Nikhil's Blog

The Pain Is The Point

All forms of growth come from pain. A child begins to walk through the pain of falling. The same child learns to ride a bicycle by experiencing that pain repeatedly. You learn the ways of the world by experiencing the consequences of your own gullibility.

A teenage boy never understands love as well as someone in his mid-thirties. The heartbreaks that brought him pain also brought him wisdom. The suffering triggered by heartbreak led him to discover the flaws in his own identity.

Our personalities — built through learning our likes, dislikes, and ethics — are all a product of pain. So the only way we can grow beyond our present is by enduring the discomfort of embracing something new.

You can never write a good novel without first writing a terrible one. The pain of feeling ridiculous, useless, talentless — that is the prerequisite before you make it sharp and readable like a bestseller. So anybody who exhibits pain-avoidance behaviour is essentially self-sabotaging.

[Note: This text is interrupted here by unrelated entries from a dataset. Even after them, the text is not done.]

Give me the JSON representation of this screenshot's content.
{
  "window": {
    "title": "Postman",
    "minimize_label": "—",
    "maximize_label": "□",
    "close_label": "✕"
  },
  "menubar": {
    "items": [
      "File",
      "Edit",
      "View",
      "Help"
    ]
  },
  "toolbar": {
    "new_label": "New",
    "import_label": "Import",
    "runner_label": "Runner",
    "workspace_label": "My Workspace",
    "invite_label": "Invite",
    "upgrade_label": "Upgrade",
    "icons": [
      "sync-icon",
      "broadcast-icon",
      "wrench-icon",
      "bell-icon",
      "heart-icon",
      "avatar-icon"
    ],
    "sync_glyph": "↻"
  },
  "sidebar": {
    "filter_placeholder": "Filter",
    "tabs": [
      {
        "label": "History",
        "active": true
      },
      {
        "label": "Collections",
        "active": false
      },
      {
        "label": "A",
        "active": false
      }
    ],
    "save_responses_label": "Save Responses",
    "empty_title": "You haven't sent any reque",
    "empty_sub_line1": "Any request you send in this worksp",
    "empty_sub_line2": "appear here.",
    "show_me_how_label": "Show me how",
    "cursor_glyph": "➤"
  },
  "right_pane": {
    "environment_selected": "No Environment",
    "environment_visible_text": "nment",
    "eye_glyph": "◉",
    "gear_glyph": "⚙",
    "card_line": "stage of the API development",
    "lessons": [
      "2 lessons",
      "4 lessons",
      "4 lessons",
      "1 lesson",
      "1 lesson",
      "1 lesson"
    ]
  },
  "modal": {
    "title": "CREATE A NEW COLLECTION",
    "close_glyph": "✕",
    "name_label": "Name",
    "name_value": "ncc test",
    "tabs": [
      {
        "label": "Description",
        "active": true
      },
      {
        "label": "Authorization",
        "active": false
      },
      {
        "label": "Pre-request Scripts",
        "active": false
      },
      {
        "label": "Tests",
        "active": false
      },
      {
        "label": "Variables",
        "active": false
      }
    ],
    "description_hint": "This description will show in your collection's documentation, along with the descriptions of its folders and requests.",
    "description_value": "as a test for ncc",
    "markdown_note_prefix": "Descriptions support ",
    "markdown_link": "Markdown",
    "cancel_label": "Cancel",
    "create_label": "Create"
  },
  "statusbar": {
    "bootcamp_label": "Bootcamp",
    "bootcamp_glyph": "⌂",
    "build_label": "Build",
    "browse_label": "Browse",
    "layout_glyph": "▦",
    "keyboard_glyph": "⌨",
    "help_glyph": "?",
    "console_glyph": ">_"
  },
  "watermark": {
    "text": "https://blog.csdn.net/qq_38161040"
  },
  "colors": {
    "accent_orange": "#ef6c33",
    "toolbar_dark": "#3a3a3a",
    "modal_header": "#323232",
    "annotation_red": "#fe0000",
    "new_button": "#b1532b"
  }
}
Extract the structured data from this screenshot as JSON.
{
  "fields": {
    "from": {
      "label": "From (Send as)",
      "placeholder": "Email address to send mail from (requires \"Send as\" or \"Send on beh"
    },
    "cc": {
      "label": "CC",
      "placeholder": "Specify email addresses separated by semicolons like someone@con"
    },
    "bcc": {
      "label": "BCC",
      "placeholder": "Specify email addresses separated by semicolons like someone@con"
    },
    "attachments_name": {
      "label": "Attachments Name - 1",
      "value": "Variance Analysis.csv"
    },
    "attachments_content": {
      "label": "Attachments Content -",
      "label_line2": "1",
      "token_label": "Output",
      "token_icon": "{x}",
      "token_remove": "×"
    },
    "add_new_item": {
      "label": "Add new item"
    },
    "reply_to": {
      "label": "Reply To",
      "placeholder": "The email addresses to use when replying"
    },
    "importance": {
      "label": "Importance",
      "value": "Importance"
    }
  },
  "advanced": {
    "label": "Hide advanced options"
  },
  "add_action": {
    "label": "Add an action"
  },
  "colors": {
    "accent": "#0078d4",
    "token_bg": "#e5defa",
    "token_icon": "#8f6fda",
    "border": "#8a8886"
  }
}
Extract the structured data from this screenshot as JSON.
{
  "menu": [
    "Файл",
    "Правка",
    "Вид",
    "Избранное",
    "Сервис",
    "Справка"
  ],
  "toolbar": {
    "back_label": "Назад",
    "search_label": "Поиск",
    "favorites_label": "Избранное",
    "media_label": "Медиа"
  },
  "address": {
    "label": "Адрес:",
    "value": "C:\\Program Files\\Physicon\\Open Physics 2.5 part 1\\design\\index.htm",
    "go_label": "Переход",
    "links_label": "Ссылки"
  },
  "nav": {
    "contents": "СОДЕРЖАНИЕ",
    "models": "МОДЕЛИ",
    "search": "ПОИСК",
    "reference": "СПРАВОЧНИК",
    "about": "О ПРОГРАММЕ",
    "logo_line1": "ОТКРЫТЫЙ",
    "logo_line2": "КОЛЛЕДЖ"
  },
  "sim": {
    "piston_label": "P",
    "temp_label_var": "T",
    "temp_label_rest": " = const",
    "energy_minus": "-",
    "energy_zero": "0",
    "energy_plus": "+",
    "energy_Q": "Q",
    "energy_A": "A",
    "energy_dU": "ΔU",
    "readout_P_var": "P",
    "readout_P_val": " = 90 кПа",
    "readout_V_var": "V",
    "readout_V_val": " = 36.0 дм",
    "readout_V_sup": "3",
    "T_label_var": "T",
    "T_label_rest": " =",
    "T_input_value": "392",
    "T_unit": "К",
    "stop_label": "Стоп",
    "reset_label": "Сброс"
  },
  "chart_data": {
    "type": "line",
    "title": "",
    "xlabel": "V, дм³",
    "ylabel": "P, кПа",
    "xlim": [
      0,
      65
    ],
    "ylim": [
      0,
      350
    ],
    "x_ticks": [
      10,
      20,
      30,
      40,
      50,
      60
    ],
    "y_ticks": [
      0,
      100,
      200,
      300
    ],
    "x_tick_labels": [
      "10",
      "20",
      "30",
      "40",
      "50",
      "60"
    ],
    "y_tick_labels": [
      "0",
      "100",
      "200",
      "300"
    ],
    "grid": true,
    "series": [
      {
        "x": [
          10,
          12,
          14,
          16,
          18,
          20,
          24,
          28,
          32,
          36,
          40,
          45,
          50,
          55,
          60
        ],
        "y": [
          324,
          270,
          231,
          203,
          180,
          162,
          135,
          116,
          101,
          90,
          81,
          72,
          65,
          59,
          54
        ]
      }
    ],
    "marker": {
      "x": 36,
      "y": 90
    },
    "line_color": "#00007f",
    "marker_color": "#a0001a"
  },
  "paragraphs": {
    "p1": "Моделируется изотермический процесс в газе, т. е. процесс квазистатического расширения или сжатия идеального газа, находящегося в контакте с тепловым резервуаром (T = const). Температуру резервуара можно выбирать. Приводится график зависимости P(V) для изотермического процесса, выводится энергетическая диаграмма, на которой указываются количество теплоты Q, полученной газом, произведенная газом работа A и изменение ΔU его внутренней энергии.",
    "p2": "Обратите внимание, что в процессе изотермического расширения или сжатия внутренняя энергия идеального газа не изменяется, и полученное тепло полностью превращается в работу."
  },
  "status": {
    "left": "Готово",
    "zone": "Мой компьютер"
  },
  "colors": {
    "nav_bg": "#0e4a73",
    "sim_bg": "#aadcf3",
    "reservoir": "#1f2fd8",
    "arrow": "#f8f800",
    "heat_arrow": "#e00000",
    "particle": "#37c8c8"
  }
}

At this point it makes no sense to factor pain into your choices at all. Because even excessive comfort eventually invites pain. There is no way to circumvent it. It is how we are wired. And it is the only mechanism through which we transform.

The next time you catch yourself thinking "oh, this might hurt" — your answer should be "what wouldn't?" You see someone derailing their entire life and wonder why they made those choices. The answer is pain tolerance.

The degree of your pain tolerance will determine how far you go in life and how well you live it. Not everybody can make decisions independently of the pain that change brings. The discomfort is precisely the point — but when we avoid it, we resign ourselves to misery, and that misery ends up reflecting in our personality.

Do a little experiment for the next thirty days. Make choices that you know will bring you maximum mental discomfort but are strategically sound. Have the conversations you have been avoiding because they would make you uncomfortable. There is a mental cost — but strategically, they will close a lot of open loops.

Drop hints to that girl you have always liked but never told. Tell your boss you are expecting something different. Ask a friend for honest feedback about your personality. Build in public. Commit to something transformative. Write for thirty days straight. Take on projects that will exhaust you.

There is so much you could do that would raise your discomfort that you would instinctively avoid it. But you must not. When you make those tough choices despite the pain they cause, you are rewiring your brain to tolerate — and eventually welcome — pain. What you endure expands your capacity to endure. I am not talking about philosophy. That is science.

Thirty days later, you will not hesitate as long before taking on a new project. You will not be paralysed by the unfamiliarity of anything. That is how you develop pain tolerance — by making hard choices, and by reminding yourself that nothing in this world is entirely painless.

Everything costs something. The decision is simply whether you want the pain now or later.